In 1790, Kuchař left the church after being nominated as organist of the Strahov Monastery, in the Church of the Assumption of the Virgin Mary, on 1 September.

He accepted the offer and played organ at the Strahov Monastery. He continued to teach mandolin, organ and the theory of music. He also began to perform stand-alone concerts and his reputation soon spread, for in 1791 he was appointed conductor of the opera, Prague, and he officiated there for many years, during which time several of his own works met with success. It was while he was conductor of the Prague opera that he first met and became intimately associated with Mozart. He was a friend of the great composer during his residence in Prague, and at the first performance of Don Giovanni, 29 October 1787, Kuchař played the mandolin in the orchestra, accompanying the serenade Deli Vieni, while Mozart conducted.

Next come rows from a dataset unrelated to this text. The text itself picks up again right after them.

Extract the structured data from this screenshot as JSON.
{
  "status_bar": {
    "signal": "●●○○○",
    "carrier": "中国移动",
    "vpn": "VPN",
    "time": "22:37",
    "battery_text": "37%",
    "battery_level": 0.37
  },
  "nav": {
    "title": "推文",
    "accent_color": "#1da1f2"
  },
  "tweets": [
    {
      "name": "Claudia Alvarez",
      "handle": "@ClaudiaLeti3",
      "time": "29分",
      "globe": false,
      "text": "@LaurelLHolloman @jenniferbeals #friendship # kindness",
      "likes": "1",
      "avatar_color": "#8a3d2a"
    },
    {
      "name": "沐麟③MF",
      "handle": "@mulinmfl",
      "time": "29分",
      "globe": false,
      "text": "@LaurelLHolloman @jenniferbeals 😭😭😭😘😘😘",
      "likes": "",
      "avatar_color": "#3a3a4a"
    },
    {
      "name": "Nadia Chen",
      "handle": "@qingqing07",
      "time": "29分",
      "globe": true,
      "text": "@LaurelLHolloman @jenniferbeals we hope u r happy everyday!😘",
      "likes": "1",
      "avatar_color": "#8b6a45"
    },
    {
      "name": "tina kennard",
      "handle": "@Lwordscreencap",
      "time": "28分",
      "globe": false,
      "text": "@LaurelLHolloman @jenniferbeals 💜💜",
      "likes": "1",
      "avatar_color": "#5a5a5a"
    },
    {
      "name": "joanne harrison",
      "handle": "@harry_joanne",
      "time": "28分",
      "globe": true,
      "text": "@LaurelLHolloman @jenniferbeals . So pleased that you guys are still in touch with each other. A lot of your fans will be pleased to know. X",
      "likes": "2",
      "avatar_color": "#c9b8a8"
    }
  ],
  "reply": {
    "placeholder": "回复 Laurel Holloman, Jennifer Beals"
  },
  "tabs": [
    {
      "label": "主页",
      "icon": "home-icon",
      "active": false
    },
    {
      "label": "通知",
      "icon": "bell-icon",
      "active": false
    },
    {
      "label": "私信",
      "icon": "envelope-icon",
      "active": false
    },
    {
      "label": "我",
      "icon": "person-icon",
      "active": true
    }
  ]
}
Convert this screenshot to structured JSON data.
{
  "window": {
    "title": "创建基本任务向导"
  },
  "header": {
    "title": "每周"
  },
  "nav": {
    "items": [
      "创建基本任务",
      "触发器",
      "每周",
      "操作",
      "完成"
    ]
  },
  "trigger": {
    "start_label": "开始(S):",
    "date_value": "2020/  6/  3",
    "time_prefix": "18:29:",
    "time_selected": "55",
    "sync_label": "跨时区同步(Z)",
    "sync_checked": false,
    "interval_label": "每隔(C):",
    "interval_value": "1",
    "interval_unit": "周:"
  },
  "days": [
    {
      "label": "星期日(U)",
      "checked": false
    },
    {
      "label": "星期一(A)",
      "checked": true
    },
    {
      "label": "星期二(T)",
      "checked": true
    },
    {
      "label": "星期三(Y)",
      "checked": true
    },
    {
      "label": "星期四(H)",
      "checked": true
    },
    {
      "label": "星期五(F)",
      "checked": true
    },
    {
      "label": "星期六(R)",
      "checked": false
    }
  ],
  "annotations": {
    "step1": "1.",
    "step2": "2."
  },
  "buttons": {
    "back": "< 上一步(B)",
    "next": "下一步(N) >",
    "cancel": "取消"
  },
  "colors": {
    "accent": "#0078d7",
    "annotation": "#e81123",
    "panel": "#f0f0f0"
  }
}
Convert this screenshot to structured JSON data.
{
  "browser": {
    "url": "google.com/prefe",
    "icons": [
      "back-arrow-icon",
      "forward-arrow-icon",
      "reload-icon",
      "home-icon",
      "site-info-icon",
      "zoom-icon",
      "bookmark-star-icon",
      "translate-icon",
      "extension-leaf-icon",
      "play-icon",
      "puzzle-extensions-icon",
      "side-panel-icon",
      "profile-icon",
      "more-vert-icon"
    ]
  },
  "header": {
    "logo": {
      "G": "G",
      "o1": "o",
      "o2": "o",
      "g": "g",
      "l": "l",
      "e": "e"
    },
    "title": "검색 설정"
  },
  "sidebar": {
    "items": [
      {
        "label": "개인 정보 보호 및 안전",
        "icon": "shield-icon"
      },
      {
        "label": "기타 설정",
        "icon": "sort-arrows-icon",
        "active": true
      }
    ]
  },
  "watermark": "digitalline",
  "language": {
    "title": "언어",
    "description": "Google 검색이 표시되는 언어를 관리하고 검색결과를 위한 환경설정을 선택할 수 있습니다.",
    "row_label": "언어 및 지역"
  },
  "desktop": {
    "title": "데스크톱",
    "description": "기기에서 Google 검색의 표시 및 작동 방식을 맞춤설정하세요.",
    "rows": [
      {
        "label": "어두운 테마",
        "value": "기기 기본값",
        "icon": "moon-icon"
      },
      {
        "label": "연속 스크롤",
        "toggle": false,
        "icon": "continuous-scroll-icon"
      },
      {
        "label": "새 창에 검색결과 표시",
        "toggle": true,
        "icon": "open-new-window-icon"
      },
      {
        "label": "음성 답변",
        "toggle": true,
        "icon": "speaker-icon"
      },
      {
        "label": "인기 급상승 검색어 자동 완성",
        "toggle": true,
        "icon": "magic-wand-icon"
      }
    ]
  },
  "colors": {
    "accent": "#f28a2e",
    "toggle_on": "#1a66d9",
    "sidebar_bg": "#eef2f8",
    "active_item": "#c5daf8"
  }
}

The influence of Mozart, who in 1787 improvised on the Strahov organ, is perceptible in Kuchař's music and it also led Kuchař to Freemasonry in Prague. From 1791, he performed as harpsichordist of the Pražská operní společnost (Prague Opera Society). On 6 September 1791, he likely played at the premiere of Mozart's opera La clemenza di Tito. In this period he composed a series of organ and chamber compositions, especially for the Strahov choir.

Music historian Philip J. Bone called Kuchař "a consummate artist on the mandolin and an esteemed teacher" and said his pupils numbered many of the most aristocratic members of society. Kuchař remained conductor of the opera until 1800 when he resigned.

Kuchař died on 18 February 1829 in Prague.

==Works==
Despite his contemporary success, he is not a notable composer of Classical period. However a few organ works include hints of early Romanticism.

Among his compositions are organ concertos, piano sonatas, and various sonatas and other pieces for the mandolin. His most known works are two organ concertos, concert fantaisies, fugues, toccatas and others.